Nudging is failing, and our leaders only have themselves to blame. While exhorting us to sacrifice freedoms, it has been business as usual for them. From Boris’s Christmas “bubble”, to Professor Ferguson’s and Dominic Cummings’s lockdown excursions, to gatherings of global glitterati, royals and eco champions included, up close and mask-free.
Professor Susan Michie, who sits on the Scientific Pandemic Insights Group on Behaviours, a sort of super nudge unit, said leadership is needed to motivate people to adhere to interventions. Clearly, we can’t be trusted to think for ourselves.
But the data shows that people began staying at home a fortnight before the first lockdown was introduced in March 2020. We are quite capable of adjusting our behaviour using our own free will.

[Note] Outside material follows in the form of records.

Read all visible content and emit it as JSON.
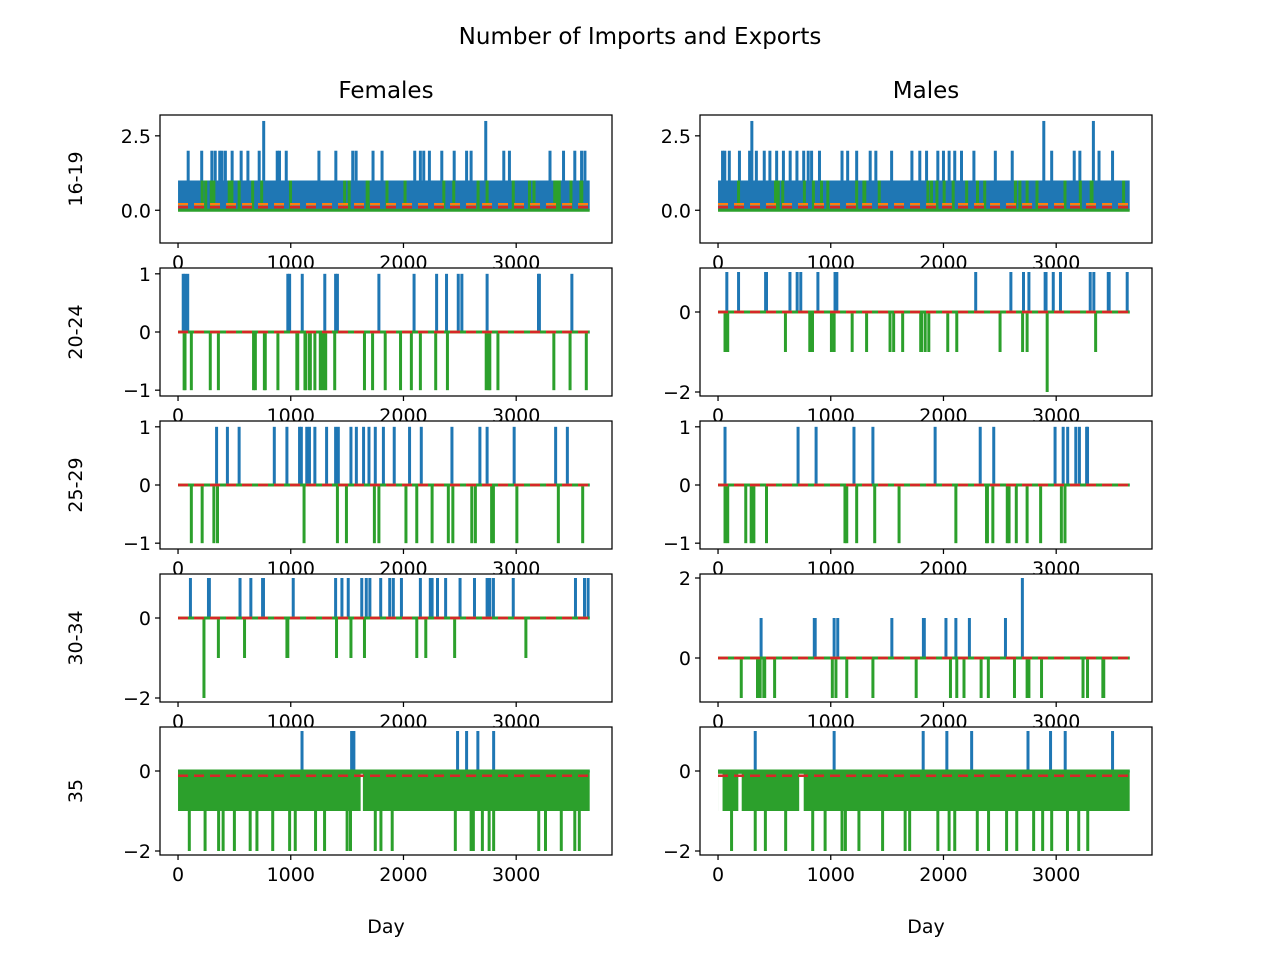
{
  "figure": {
    "suptitle": "Number of Imports and Exports",
    "col_titles": [
      "Females",
      "Males"
    ],
    "row_labels": [
      "16-19",
      "20-24",
      "25-29",
      "30-34",
      "35"
    ],
    "xlabel": "Day"
  },
  "colors": {
    "imports": "#1f77b4",
    "exports": "#2ca02c",
    "mean": "#d62728",
    "mean_alt": "#ff7f0e"
  },
  "chart_data": {
    "type": "line",
    "x_range": [
      0,
      3652
    ],
    "xticks": [
      0,
      1000,
      2000,
      3000
    ],
    "panels": [
      {
        "row": "16-19",
        "col": "Females",
        "ylim": [
          -1.1,
          3.2
        ],
        "yticks": [
          0.0,
          2.5
        ],
        "ytick_labels": [
          "0.0",
          "2.5"
        ],
        "mean": 0.1,
        "mean2": 0.2,
        "imports": {
          "base": 1,
          "density": 0.0,
          "peaks": [
            [
              90,
              2
            ],
            [
              210,
              2
            ],
            [
              300,
              2
            ],
            [
              330,
              2
            ],
            [
              370,
              2
            ],
            [
              390,
              2
            ],
            [
              420,
              2
            ],
            [
              480,
              2
            ],
            [
              560,
              2
            ],
            [
              620,
              2
            ],
            [
              720,
              2
            ],
            [
              760,
              3
            ],
            [
              880,
              2
            ],
            [
              900,
              2
            ],
            [
              960,
              2
            ],
            [
              1250,
              2
            ],
            [
              1400,
              2
            ],
            [
              1550,
              2
            ],
            [
              1580,
              2
            ],
            [
              1730,
              2
            ],
            [
              1810,
              2
            ],
            [
              2100,
              2
            ],
            [
              2150,
              2
            ],
            [
              2180,
              2
            ],
            [
              2230,
              2
            ],
            [
              2340,
              2
            ],
            [
              2450,
              2
            ],
            [
              2560,
              2
            ],
            [
              2600,
              2
            ],
            [
              2730,
              3
            ],
            [
              2890,
              2
            ],
            [
              2940,
              2
            ],
            [
              3300,
              2
            ],
            [
              3420,
              2
            ],
            [
              3520,
              2
            ],
            [
              3580,
              2
            ],
            [
              3610,
              2
            ]
          ]
        },
        "exports": {
          "base": 0,
          "density": 0.055,
          "seed": 11,
          "peaks": []
        }
      },
      {
        "row": "16-19",
        "col": "Males",
        "ylim": [
          -1.1,
          3.2
        ],
        "yticks": [
          0.0,
          2.5
        ],
        "ytick_labels": [
          "0.0",
          "2.5"
        ],
        "mean": 0.1,
        "mean2": 0.2,
        "imports": {
          "base": 1,
          "density": 0.0,
          "peaks": [
            [
              40,
              2
            ],
            [
              60,
              2
            ],
            [
              100,
              2
            ],
            [
              190,
              2
            ],
            [
              280,
              2
            ],
            [
              300,
              3
            ],
            [
              340,
              2
            ],
            [
              410,
              2
            ],
            [
              460,
              2
            ],
            [
              520,
              2
            ],
            [
              580,
              2
            ],
            [
              640,
              2
            ],
            [
              700,
              2
            ],
            [
              760,
              2
            ],
            [
              800,
              2
            ],
            [
              830,
              2
            ],
            [
              900,
              2
            ],
            [
              1100,
              2
            ],
            [
              1150,
              2
            ],
            [
              1230,
              2
            ],
            [
              1350,
              2
            ],
            [
              1400,
              2
            ],
            [
              1540,
              2
            ],
            [
              1720,
              2
            ],
            [
              1790,
              2
            ],
            [
              1850,
              2
            ],
            [
              1950,
              2
            ],
            [
              2000,
              2
            ],
            [
              2050,
              2
            ],
            [
              2100,
              2
            ],
            [
              2160,
              2
            ],
            [
              2270,
              2
            ],
            [
              2460,
              2
            ],
            [
              2610,
              2
            ],
            [
              2890,
              3
            ],
            [
              2960,
              2
            ],
            [
              3160,
              2
            ],
            [
              3210,
              2
            ],
            [
              3330,
              3
            ],
            [
              3380,
              2
            ],
            [
              3500,
              2
            ]
          ]
        },
        "exports": {
          "base": 0,
          "density": 0.05,
          "seed": 23,
          "peaks": []
        }
      },
      {
        "row": "20-24",
        "col": "Females",
        "ylim": [
          -1.1,
          1.1
        ],
        "yticks": [
          -1,
          0,
          1
        ],
        "ytick_labels": [
          "−1",
          "0",
          "1"
        ],
        "mean": 0.0,
        "mean2": 0.0,
        "imports": {
          "base": 0,
          "density": 0.06,
          "seed": 31,
          "peaks": []
        },
        "exports": {
          "base": 0,
          "density": 0.08,
          "seed": 37,
          "min": -1,
          "peaks": []
        }
      },
      {
        "row": "20-24",
        "col": "Males",
        "ylim": [
          -2.1,
          1.1
        ],
        "yticks": [
          -2,
          0
        ],
        "ytick_labels": [
          "−2",
          "0"
        ],
        "mean": 0.0,
        "mean2": 0.0,
        "imports": {
          "base": 0,
          "density": 0.045,
          "seed": 41,
          "peaks": []
        },
        "exports": {
          "base": 0,
          "density": 0.05,
          "seed": 43,
          "min": -1,
          "peaks": [
            [
              2920,
              -2
            ]
          ]
        }
      },
      {
        "row": "25-29",
        "col": "Females",
        "ylim": [
          -1.1,
          1.1
        ],
        "yticks": [
          -1,
          0,
          1
        ],
        "ytick_labels": [
          "−1",
          "0",
          "1"
        ],
        "mean": 0.0,
        "mean2": 0.0,
        "imports": {
          "base": 0,
          "density": 0.05,
          "seed": 51,
          "peaks": []
        },
        "exports": {
          "base": 0,
          "density": 0.05,
          "seed": 53,
          "min": -1,
          "peaks": []
        }
      },
      {
        "row": "25-29",
        "col": "Males",
        "ylim": [
          -1.1,
          1.1
        ],
        "yticks": [
          -1,
          0,
          1
        ],
        "ytick_labels": [
          "−1",
          "0",
          "1"
        ],
        "mean": 0.0,
        "mean2": 0.0,
        "imports": {
          "base": 0,
          "density": 0.05,
          "seed": 61,
          "peaks": []
        },
        "exports": {
          "base": 0,
          "density": 0.04,
          "seed": 67,
          "min": -1,
          "peaks": []
        }
      },
      {
        "row": "30-34",
        "col": "Females",
        "ylim": [
          -2.1,
          1.1
        ],
        "yticks": [
          -2,
          0
        ],
        "ytick_labels": [
          "−2",
          "0"
        ],
        "mean": 0.0,
        "mean2": 0.0,
        "imports": {
          "base": 0,
          "density": 0.065,
          "seed": 71,
          "peaks": []
        },
        "exports": {
          "base": 0,
          "density": 0.035,
          "seed": 73,
          "min": -1,
          "peaks": [
            [
              230,
              -2
            ]
          ]
        }
      },
      {
        "row": "30-34",
        "col": "Males",
        "ylim": [
          -1.1,
          2.1
        ],
        "yticks": [
          0,
          2
        ],
        "ytick_labels": [
          "0",
          "2"
        ],
        "mean": 0.0,
        "mean2": 0.0,
        "imports": {
          "base": 0,
          "density": 0.035,
          "seed": 81,
          "peaks": [
            [
              2700,
              2
            ]
          ]
        },
        "exports": {
          "base": 0,
          "density": 0.045,
          "seed": 83,
          "min": -1,
          "peaks": []
        }
      },
      {
        "row": "35",
        "col": "Females",
        "ylim": [
          -2.1,
          1.1
        ],
        "yticks": [
          -2,
          0
        ],
        "ytick_labels": [
          "−2",
          "0"
        ],
        "mean": -0.12,
        "mean2": -0.12,
        "imports": {
          "base": 0,
          "density": 0.0,
          "peaks": [
            [
              1100,
              1
            ],
            [
              1540,
              1
            ],
            [
              1560,
              1
            ],
            [
              2480,
              1
            ],
            [
              2560,
              1
            ],
            [
              2660,
              1
            ],
            [
              2800,
              1
            ]
          ]
        },
        "exports": {
          "base": -1,
          "density": 0.0,
          "peaks": [
            [
              100,
              -2
            ],
            [
              240,
              -2
            ],
            [
              360,
              -2
            ],
            [
              400,
              -2
            ],
            [
              500,
              -2
            ],
            [
              640,
              -2
            ],
            [
              700,
              -2
            ],
            [
              840,
              -2
            ],
            [
              990,
              -2
            ],
            [
              1040,
              -2
            ],
            [
              1220,
              -2
            ],
            [
              1300,
              -2
            ],
            [
              1500,
              -2
            ],
            [
              1530,
              -2
            ],
            [
              1750,
              -2
            ],
            [
              1800,
              -2
            ],
            [
              1900,
              -2
            ],
            [
              2460,
              -2
            ],
            [
              2600,
              -2
            ],
            [
              2620,
              -2
            ],
            [
              2700,
              -2
            ],
            [
              2760,
              -2
            ],
            [
              2800,
              -2
            ],
            [
              3200,
              -2
            ],
            [
              3260,
              -2
            ],
            [
              3400,
              -2
            ],
            [
              3520,
              -2
            ],
            [
              3560,
              -2
            ]
          ],
          "gaps": [
            [
              1620,
              1640
            ]
          ]
        }
      },
      {
        "row": "35",
        "col": "Males",
        "ylim": [
          -2.1,
          1.1
        ],
        "yticks": [
          -2,
          0
        ],
        "ytick_labels": [
          "−2",
          "0"
        ],
        "mean": -0.12,
        "mean2": -0.12,
        "imports": {
          "base": 0,
          "density": 0.0,
          "peaks": [
            [
              330,
              1
            ],
            [
              1030,
              1
            ],
            [
              1820,
              1
            ],
            [
              2030,
              1
            ],
            [
              2250,
              1
            ],
            [
              2750,
              1
            ],
            [
              2950,
              1
            ],
            [
              3080,
              1
            ],
            [
              3500,
              1
            ]
          ]
        },
        "exports": {
          "base": -1,
          "density": 0.0,
          "peaks": [
            [
              120,
              -2
            ],
            [
              330,
              -2
            ],
            [
              420,
              -2
            ],
            [
              600,
              -2
            ],
            [
              840,
              -2
            ],
            [
              950,
              -2
            ],
            [
              1100,
              -2
            ],
            [
              1130,
              -2
            ],
            [
              1250,
              -2
            ],
            [
              1460,
              -2
            ],
            [
              1660,
              -2
            ],
            [
              1700,
              -2
            ],
            [
              1950,
              -2
            ],
            [
              2050,
              -2
            ],
            [
              2100,
              -2
            ],
            [
              2300,
              -2
            ],
            [
              2400,
              -2
            ],
            [
              2560,
              -2
            ],
            [
              2650,
              -2
            ],
            [
              2800,
              -2
            ],
            [
              2880,
              -2
            ],
            [
              2960,
              -2
            ],
            [
              3100,
              -2
            ],
            [
              3200,
              -2
            ],
            [
              3280,
              -2
            ]
          ],
          "gaps": [
            [
              0,
              40
            ],
            [
              180,
              210
            ],
            [
              720,
              760
            ]
          ]
        }
      }
    ]
  }
}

In fact, nudge has gone full circle. Fuel sales soared by 80 per cent on the day that Grant Shapps, the transport secretary, prompted lengthy queues by assuring drivers there were no shortages.
A cartoon by Matt in the Daily Telegraph yesterday read the mood: “If the government publicly denied there were shortages of booster jabs, there’d be queues round the block.”
The more they nudge, the less we budge.